La complicité des médias dans le soutien au terrorisme doit être dénoncée (opinion)

Jerusalem Post - 30/11
Il semble qu’il n’y ait eu aucune conséquence pour les journalistes qui ont célébré le massacre des Israéliens, et les principaux médias leur permettent de continuer à couvrir la guerre.

De qui restera-t-on le Cronkite, Pyle ou Pearl de cette guerre ?

Lorsque les principaux correspondants étrangers arrivent en Israël, ils espèrent couvrir les trois grands enjeux journalistiques : une guerre, un accord de paix et une élection.

Ceux qui sont en poste ici depuis cinq ans ont pu couvrir la plus longue guerre de l’histoire d’Israël et les accords d’Abraham. Mais ils ont aussi eu le malheur de couvrir cinq élections.

Servir de correspondant de guerre est un insigne d’honneur impressionnant. Cela signifie suivre les traces des grands Walter Cronkite, Edward R. Murrow, Ernie Pyle et Daniel Pearl ; et bien avant son quart de siècle comme présentateur du Evening News de CBS, Dan Rather a couvert la guerre du Vietnam.

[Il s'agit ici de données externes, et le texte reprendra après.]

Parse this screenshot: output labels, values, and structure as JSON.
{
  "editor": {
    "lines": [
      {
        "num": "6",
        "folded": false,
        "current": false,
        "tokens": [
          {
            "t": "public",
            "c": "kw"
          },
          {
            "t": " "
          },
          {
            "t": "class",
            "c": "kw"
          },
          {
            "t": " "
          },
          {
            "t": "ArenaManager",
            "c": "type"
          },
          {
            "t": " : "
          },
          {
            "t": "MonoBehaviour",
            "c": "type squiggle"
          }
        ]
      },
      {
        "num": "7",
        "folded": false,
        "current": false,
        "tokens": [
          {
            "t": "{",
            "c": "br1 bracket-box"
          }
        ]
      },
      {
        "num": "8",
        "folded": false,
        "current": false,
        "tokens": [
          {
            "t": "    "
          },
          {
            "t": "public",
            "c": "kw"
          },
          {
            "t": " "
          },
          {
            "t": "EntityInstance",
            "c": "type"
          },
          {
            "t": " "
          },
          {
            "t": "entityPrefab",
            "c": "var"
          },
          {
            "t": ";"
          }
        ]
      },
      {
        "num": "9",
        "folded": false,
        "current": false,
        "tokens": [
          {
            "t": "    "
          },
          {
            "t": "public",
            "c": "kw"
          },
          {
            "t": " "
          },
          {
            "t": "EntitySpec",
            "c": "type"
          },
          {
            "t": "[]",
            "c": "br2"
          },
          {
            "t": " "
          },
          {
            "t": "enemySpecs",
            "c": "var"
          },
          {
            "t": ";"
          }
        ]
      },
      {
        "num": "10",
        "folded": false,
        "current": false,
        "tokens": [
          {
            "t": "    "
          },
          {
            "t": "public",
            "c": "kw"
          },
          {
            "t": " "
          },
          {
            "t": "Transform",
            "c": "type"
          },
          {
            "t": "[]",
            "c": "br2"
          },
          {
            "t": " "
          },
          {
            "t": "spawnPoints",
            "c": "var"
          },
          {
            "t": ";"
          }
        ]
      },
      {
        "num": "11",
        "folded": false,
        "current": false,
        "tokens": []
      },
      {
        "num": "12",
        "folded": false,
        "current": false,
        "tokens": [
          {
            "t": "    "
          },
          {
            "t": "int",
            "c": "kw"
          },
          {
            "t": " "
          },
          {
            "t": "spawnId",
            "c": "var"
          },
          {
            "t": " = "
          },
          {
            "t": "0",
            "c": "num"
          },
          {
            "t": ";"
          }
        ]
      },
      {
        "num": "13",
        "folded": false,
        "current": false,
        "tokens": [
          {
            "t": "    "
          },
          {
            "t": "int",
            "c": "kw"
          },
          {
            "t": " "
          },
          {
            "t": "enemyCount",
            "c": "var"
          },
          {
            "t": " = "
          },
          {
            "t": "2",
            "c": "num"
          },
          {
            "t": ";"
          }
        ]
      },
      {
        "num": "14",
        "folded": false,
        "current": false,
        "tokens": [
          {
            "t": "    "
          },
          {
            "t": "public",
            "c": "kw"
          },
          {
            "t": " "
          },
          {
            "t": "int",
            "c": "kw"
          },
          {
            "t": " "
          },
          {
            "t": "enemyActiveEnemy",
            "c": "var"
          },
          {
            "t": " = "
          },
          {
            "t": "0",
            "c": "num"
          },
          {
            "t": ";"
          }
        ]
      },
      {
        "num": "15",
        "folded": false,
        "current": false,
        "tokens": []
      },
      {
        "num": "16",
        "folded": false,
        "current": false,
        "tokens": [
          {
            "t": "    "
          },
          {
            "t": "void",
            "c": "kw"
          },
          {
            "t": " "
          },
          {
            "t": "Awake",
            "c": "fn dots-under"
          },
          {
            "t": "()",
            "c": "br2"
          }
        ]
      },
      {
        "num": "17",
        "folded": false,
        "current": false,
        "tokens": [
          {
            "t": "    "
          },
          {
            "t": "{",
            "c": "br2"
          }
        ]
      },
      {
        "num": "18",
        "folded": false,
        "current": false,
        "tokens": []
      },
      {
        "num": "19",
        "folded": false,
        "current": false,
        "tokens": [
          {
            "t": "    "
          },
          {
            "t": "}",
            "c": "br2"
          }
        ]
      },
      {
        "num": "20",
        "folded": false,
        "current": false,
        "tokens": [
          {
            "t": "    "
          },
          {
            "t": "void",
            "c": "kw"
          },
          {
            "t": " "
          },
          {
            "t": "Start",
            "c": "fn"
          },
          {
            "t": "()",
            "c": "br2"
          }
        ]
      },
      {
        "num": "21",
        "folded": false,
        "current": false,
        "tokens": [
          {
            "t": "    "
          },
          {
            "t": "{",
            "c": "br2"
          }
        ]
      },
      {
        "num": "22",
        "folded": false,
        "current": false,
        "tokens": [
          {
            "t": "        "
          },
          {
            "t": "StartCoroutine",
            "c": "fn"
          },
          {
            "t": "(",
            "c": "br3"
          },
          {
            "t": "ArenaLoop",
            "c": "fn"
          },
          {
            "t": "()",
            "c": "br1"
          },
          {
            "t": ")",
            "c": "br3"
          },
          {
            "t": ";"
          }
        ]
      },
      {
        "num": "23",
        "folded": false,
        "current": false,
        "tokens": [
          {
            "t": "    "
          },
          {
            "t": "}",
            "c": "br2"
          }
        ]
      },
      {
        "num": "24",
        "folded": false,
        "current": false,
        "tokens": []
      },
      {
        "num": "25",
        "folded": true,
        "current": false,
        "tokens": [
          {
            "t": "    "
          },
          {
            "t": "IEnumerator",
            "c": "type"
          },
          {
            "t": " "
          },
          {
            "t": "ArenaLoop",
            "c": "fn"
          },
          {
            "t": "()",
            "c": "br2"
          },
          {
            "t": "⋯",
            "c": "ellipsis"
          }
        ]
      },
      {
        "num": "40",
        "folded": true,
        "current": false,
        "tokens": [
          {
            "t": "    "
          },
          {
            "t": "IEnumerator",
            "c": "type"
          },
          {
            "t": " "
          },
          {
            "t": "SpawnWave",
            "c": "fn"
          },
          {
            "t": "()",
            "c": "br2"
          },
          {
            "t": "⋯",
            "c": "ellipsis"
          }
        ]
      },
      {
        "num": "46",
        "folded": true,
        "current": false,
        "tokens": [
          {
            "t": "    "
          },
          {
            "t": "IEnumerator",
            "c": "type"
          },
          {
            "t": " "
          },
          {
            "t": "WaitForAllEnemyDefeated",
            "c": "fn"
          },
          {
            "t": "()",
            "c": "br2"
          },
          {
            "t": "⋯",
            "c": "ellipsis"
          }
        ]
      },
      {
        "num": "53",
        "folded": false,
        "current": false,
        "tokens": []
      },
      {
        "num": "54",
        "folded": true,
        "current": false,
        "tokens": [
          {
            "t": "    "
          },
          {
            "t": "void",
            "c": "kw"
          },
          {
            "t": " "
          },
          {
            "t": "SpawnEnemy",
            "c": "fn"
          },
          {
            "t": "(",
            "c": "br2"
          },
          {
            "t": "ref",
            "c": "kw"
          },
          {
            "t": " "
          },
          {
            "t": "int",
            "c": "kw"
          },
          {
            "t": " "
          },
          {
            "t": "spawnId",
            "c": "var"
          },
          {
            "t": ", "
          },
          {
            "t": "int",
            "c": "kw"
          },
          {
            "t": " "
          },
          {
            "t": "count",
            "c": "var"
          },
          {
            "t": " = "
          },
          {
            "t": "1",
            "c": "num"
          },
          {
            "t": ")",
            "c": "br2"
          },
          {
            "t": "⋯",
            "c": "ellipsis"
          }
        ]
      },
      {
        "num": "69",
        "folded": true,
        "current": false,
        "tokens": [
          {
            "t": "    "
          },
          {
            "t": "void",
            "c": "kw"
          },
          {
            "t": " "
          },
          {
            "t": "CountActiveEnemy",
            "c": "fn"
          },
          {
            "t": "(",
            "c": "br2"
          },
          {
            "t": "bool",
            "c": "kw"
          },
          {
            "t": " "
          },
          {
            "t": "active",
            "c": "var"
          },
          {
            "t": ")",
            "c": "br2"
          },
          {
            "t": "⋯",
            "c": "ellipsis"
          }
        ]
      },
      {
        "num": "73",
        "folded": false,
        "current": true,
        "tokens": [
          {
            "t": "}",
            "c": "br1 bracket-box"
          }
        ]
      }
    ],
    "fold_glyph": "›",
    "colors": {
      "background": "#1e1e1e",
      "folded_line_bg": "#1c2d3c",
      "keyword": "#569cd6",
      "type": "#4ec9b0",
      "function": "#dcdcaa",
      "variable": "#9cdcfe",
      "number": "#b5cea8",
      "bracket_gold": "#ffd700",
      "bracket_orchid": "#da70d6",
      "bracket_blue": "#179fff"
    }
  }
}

Même les auteurs de renommée mondiale Ernest Hemingway et Jack London ont couvert les guerres pour leurs publications.

Des Palestiniens prennent le contrôle d'un char israélien après avoir traversé la barrière frontalière avec Israël depuis Khan Yunis, dans le sud de la bande de Gaza, le 7 octobre 2023. (crédit : ABED RAHIM KHATIB/FLASH90)

Hemingway a rédigé des reportages pour Collier's Magazine sur le débarquement de Normandie le jour J et la libération de Paris pendant la Seconde Guerre mondiale.

Londres a été correspondant du San Francisco Examiner pendant la guerre russo-japonaise en 1904, un an après avoir écrit Call of the Wild.

Alors, qui restera dans les mémoires comme le grand correspondant qui s’est aventuré à Gaza et a couvert la guerre qui a commencé avec le massacre du 7 octobre ? ...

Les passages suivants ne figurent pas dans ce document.